By Javad Heirannia

Historian says Bannon is fond of thinkers on radical right

April 1, 2017 - 9:12

TEHRAN - Professor Mark Sedgwick, a British/Irish historian,  says Donald Trump’s chief strategisit Steve Bannon “is interested in a whole range of thinkers on the radical right.”

Sedgwich, professor of Arab and Islamic Studies at Aarhus University in Denmark, is also of the opinion that Trump has a number of big ideas which are not always “coherent” but Bannon is the only person in the administration with a “coherent philosophy”.

Following is the text of Sedgwick’s interview with the Tehran Times:

Q: Some analysts have called Steve Bannon ‘the ideologue of White House and Donald Trump’. What do you think?

A: That is a fair description. President Trump has a number of big ideas, but these are not always coherent. The only person currently in a top position in the administration with a coherent philosophy--call it an ideology if you like--is Mr Bannon.

Q: At the moment, who are behind Trump’s policy making?

A: This is not clear. I would expect that there is still a lot of competition and disagreement, especially between experienced insiders like General McMaster, the national security advisor, and radical outsiders like Mr. Bannon.

Q: In his famous speech in 2014, Bannon cited Julius Evola, uncanny Italian philosopher which appealed to Nazism supporters. Why is he interested in this philosopher?

A: Mr Bannon is interested in a whole range of thinkers on the radical right. He used to run Breitbart, which is one of the major websites for promoting the radical right and its ideas.
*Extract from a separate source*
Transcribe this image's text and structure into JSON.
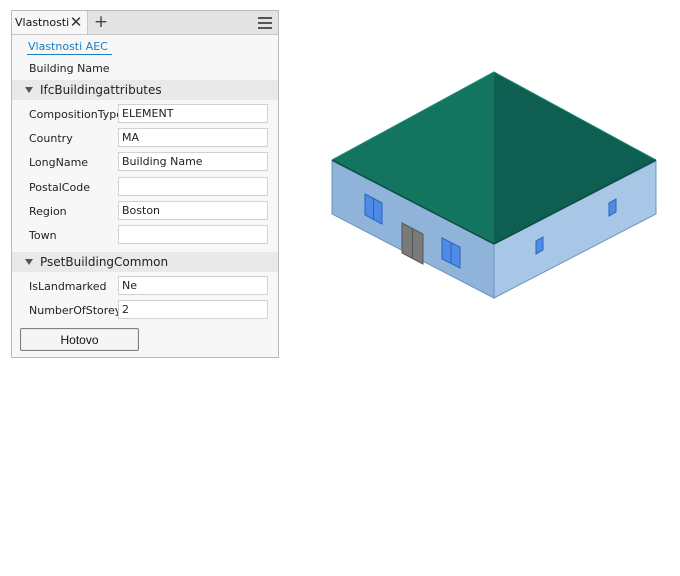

So it is natural that he is also interested in Evola. That does not mean that Evola is a major influence on him, though. He is interested in many thinkers, and other thinkers are probably more important for him.
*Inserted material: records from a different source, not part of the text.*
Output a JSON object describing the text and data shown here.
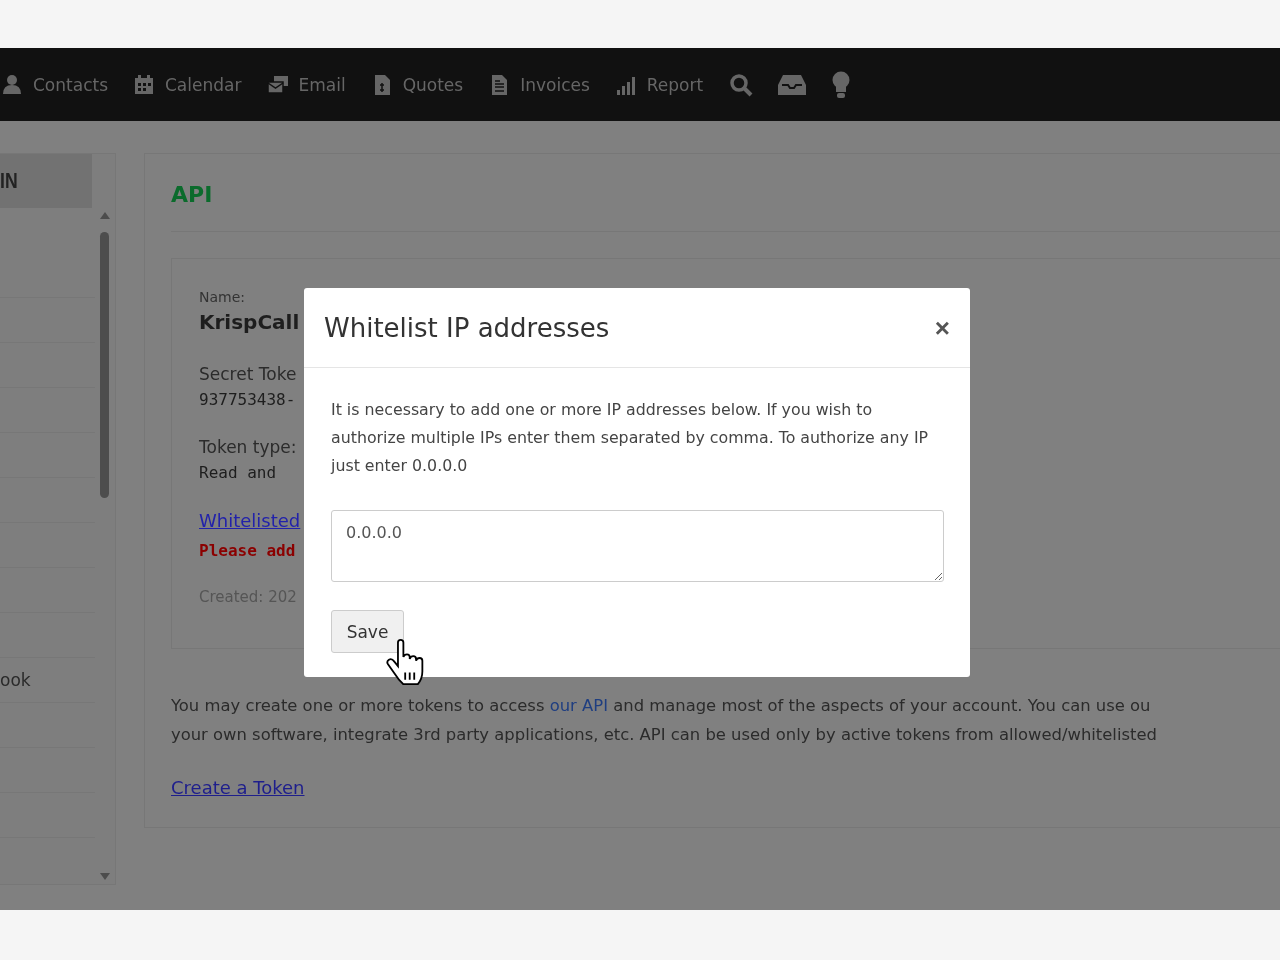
{
  "nav": {
    "items": [
      {
        "label": "Contacts"
      },
      {
        "label": "Calendar"
      },
      {
        "label": "Email"
      },
      {
        "label": "Quotes"
      },
      {
        "label": "Invoices"
      },
      {
        "label": "Report"
      }
    ]
  },
  "sidebar": {
    "title": "IN",
    "items": [
      "ook"
    ]
  },
  "api": {
    "title": "API",
    "token": {
      "name_label": "Name:",
      "name": "KrispCall",
      "secret_label": "Secret Toke",
      "secret": "937753438-",
      "type_label": "Token type:",
      "type": "Read and",
      "whitelist_link": "Whitelisted",
      "warning": "Please add",
      "created": "Created: 202"
    },
    "intro": {
      "before": "You may create one or more tokens to access",
      "link": "our API",
      "after": "and manage most of the aspects of your account. You can use ou",
      "line_2": "your own software, integrate 3rd party applications, etc. API can be used only by active tokens from allowed/whitelisted"
    },
    "create_link": "Create a Token"
  },
  "dialog": {
    "title": "Whitelist IP addresses",
    "close": "×",
    "message": "It is necessary to add one or more IP addresses below. If you wish to authorize multiple IPs enter them separated by comma. To authorize any IP just enter 0.0.0.0",
    "ip_field": {
      "value": "0.0.0.0"
    },
    "save": "Save"
  }
}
Q: A report appeared in the New York Times ascribed the roots of anti-immigration to traditionalist thinkers such as René Guénon. What is your  view?
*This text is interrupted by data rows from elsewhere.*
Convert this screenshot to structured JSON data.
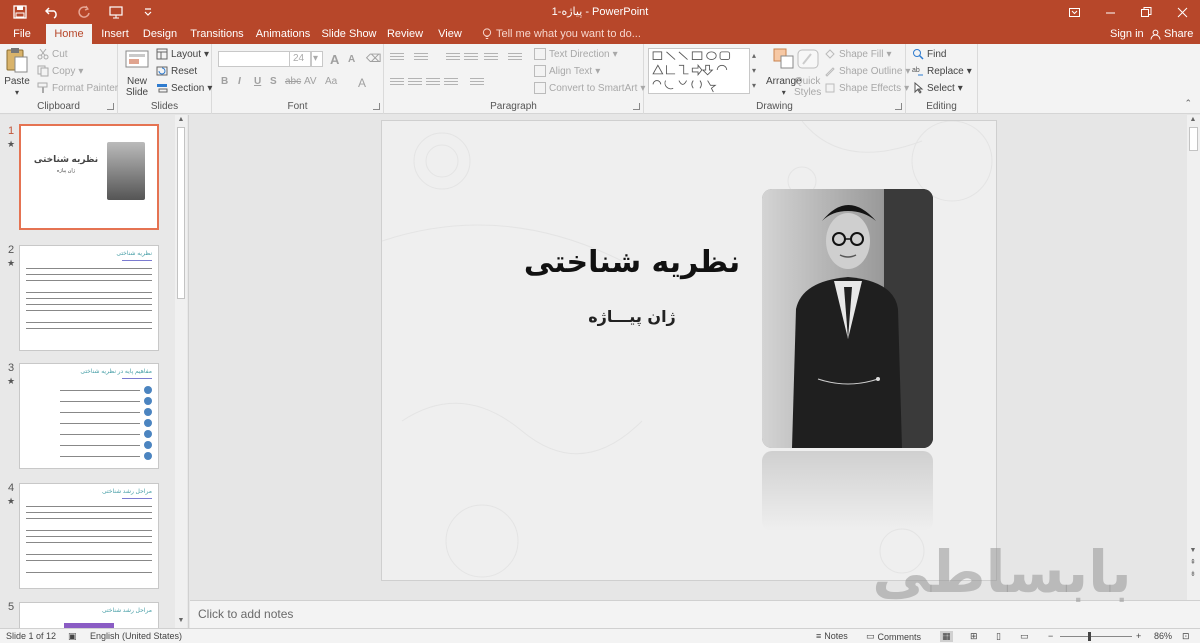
{
  "app": {
    "title": "پیاژه-1 - PowerPoint"
  },
  "quick_access": [
    {
      "name": "save-icon"
    },
    {
      "name": "undo-icon"
    },
    {
      "name": "redo-icon"
    },
    {
      "name": "present-from-start-icon"
    },
    {
      "name": "customize-qat-icon"
    }
  ],
  "tabs": [
    "File",
    "Home",
    "Insert",
    "Design",
    "Transitions",
    "Animations",
    "Slide Show",
    "Review",
    "View"
  ],
  "tell_me": "Tell me what you want to do...",
  "account": {
    "sign_in": "Sign in",
    "share": "Share"
  },
  "ribbon": {
    "clipboard": {
      "label": "Clipboard",
      "paste": "Paste",
      "cut": "Cut",
      "copy": "Copy",
      "format_painter": "Format Painter"
    },
    "slides": {
      "label": "Slides",
      "new_slide_line1": "New",
      "new_slide_line2": "Slide",
      "layout": "Layout",
      "reset": "Reset",
      "section": "Section"
    },
    "font": {
      "label": "Font",
      "font_name": "",
      "font_size": "24",
      "bold": "B",
      "italic": "I",
      "underline": "U",
      "shadow": "S",
      "strike": "abc",
      "spacing": "AV",
      "case": "Aa",
      "color": "A",
      "grow": "A",
      "shrink": "A"
    },
    "paragraph": {
      "label": "Paragraph",
      "text_direction": "Text Direction",
      "align_text": "Align Text",
      "convert_smartart": "Convert to SmartArt"
    },
    "drawing": {
      "label": "Drawing",
      "arrange": "Arrange",
      "quick_styles_line1": "Quick",
      "quick_styles_line2": "Styles",
      "shape_fill": "Shape Fill",
      "shape_outline": "Shape Outline",
      "shape_effects": "Shape Effects"
    },
    "editing": {
      "label": "Editing",
      "find": "Find",
      "replace": "Replace",
      "select": "Select"
    }
  },
  "thumbnails": [
    {
      "number": "1",
      "title": "نظریه شناختی",
      "subtitle": "ژان پیاژه",
      "selected": true
    },
    {
      "number": "2",
      "title": "نظریه شناختی",
      "subtitle": "",
      "selected": false
    },
    {
      "number": "3",
      "title": "مفاهیم پایه در نظریه شناختی",
      "subtitle": "",
      "selected": false
    },
    {
      "number": "4",
      "title": "مراحل رشد شناختی",
      "subtitle": "",
      "selected": false
    },
    {
      "number": "5",
      "title": "مراحل رشد شناختی",
      "subtitle": "",
      "selected": false
    }
  ],
  "slide": {
    "title": "نظریه شناختی",
    "subtitle": "ژان پیـــاژه"
  },
  "notes_placeholder": "Click to add notes",
  "status": {
    "slide_indicator": "Slide 1 of 12",
    "language": "English (United States)",
    "notes": "Notes",
    "comments": "Comments",
    "zoom": "86%"
  },
  "watermark": "بابساطی",
  "colors": {
    "accent": "#b7472a",
    "selection": "#e57352"
  }
}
A: The roots of anti-immigration are not any particular thinker but rather the human tendency to form "in groups" and "out groups." Small-scale immigration by people who do not look or behave very differently is not usually noticed, but large-scale immigration by people who look or behave differently always results in hostility. However, it is true that some thinkers who are inspired by Guénon and Evola, the so-called identitarians, have worked out what is in effect an anti-immigration ideology. They see individual cultural traditions as needing protection from admixture from other traditions, and thus from immigration. But this is not what is inspiring President Trump. He is not opposed to immigration in general--his wife is an immigrant, for example--but against Muslims. That covers both Muslims in the Muslim world and Muslims in America. Thus has nothing to do with Guénon, who himself converted to Islam, or Evola, who did not convert but was not unsympathetic to Islam.